A disputa política na Ordem dos Advogados do Brasil, seccional Espírito Santo (OAB-ES), em torno da unificação de comarcas no Estado, segue dando o que falar. O presidente da OAB-ES, José Carlos Rizk Filho, rebate as críticas feitas e ele por adversários internos e publicadas neste espaço no último domingo (14), de que a OAB-ES estaria se manifestando tardiamente contra o fechamento de comarcas.
O presidente enviou à coluna documentos e links de notícias que apontam medidas tomadas pela Ordem desde o ano passado. "Críticas e opiniões são bem-vindas, mas há um pequeno grupo querendo falsear a realidade e antecipar as eleições na Ordem, pensando apenas em projeto pessoal. Não é hora. O momento é de unir forças, e não de dividir a classe", afirma ele.
Setores da advocacia estadual estão insatisfeitos não exatamente com o Tribunal de Justiça do Estado (TJES), autor da decisão de integrar as comarcas, mas com o próprio Rizk, por sua atuação ao longo de toda a novela (ainda não encerrada) da fusão de unidades jurisdicionais no Estado. Alegam que essa decisão teria sido tomada com a concordância ou, no mínimo, sob forte omissão da atual direção da OAB-ES. E questionam a reação do presidente da entidade a fim de tentar impedir a consumação do fato: segundo eles, tímida e tardia.

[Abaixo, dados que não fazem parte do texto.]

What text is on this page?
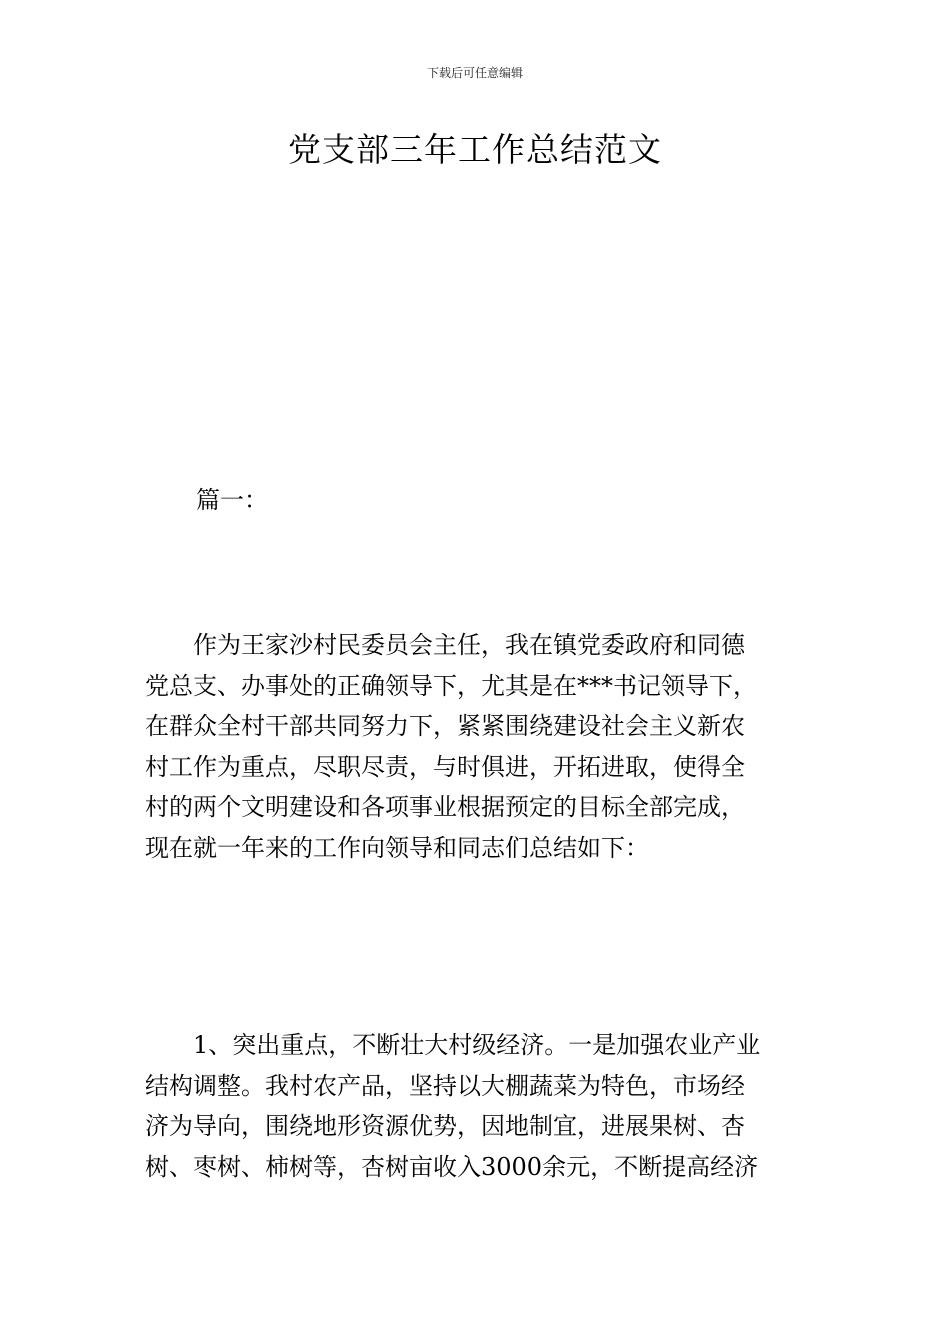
下载后可任意编辑
党支部三年工作总结范文

篇一：

　　作为王家沙村民委员会主任，我在镇党委政府和同德
党总支、办事处的正确领导下，尤其是在***书记领导下，
在群众全村干部共同努力下，紧紧围绕建设社会主义新农
村工作为重点，尽职尽责，与时俱进，开拓进取，使得全
村的两个文明建设和各项事业根据预定的目标全部完成，
现在就一年来的工作向领导和同志们总结如下：
　　1、突出重点，不断壮大村级经济。一是加强农业产业
结构调整。我村农产品，坚持以大棚蔬菜为特色，市场经
济为导向，围绕地形资源优势，因地制宜，进展果树、杏
树、枣树、柿树等，杏树亩收入3000余元，不断提高经济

Na coluna do último domingo, dois advogados verbalizaram essas insatisfações: Erica Neves e Robson Louzada. A primeira é mencionada por colegas como potencial candidata contra Rizk na próxima eleição interna pela presidência da OAB-ES, marcada só para o fim de 2021, encabeçando uma chapa de oposição. O segundo foi presidente da subseção de Cachoeiro de Itapemirim por três mandatos, de 2010 a 2018, faz parte do mesmo grupo de Neves e também se declara opositor ao atual presidente, além de ter sido candidato à vice-presidência estadual na chapa de Ricardo Brum, derrotada por Rizk na eleição passada, em 2018.
Entre outros pontos, eles argumentam que Rizk não pode agora, como tem feito, alegar que houve quebra de diálogo por parte do TJES no processo de discussão que culminou com a aprovação, no fim de maio, das duas resoluções que na prática determinam a extinção de 27 comarcas no Espírito Santo. Isso porque, ressaltam, três advogados indicados pelo próprio presidente no fim de 2019 fizeram parte e deram opiniões no grupo de estudo formado pelo TJES para deliberar sobre a matéria, presidido pelo desembargador Carlos Simões Fonseca. Para Louzada, Rizk "cochilou". Para Neves, deveria ter interrompido esse processo antes do desfecho insatisfatório.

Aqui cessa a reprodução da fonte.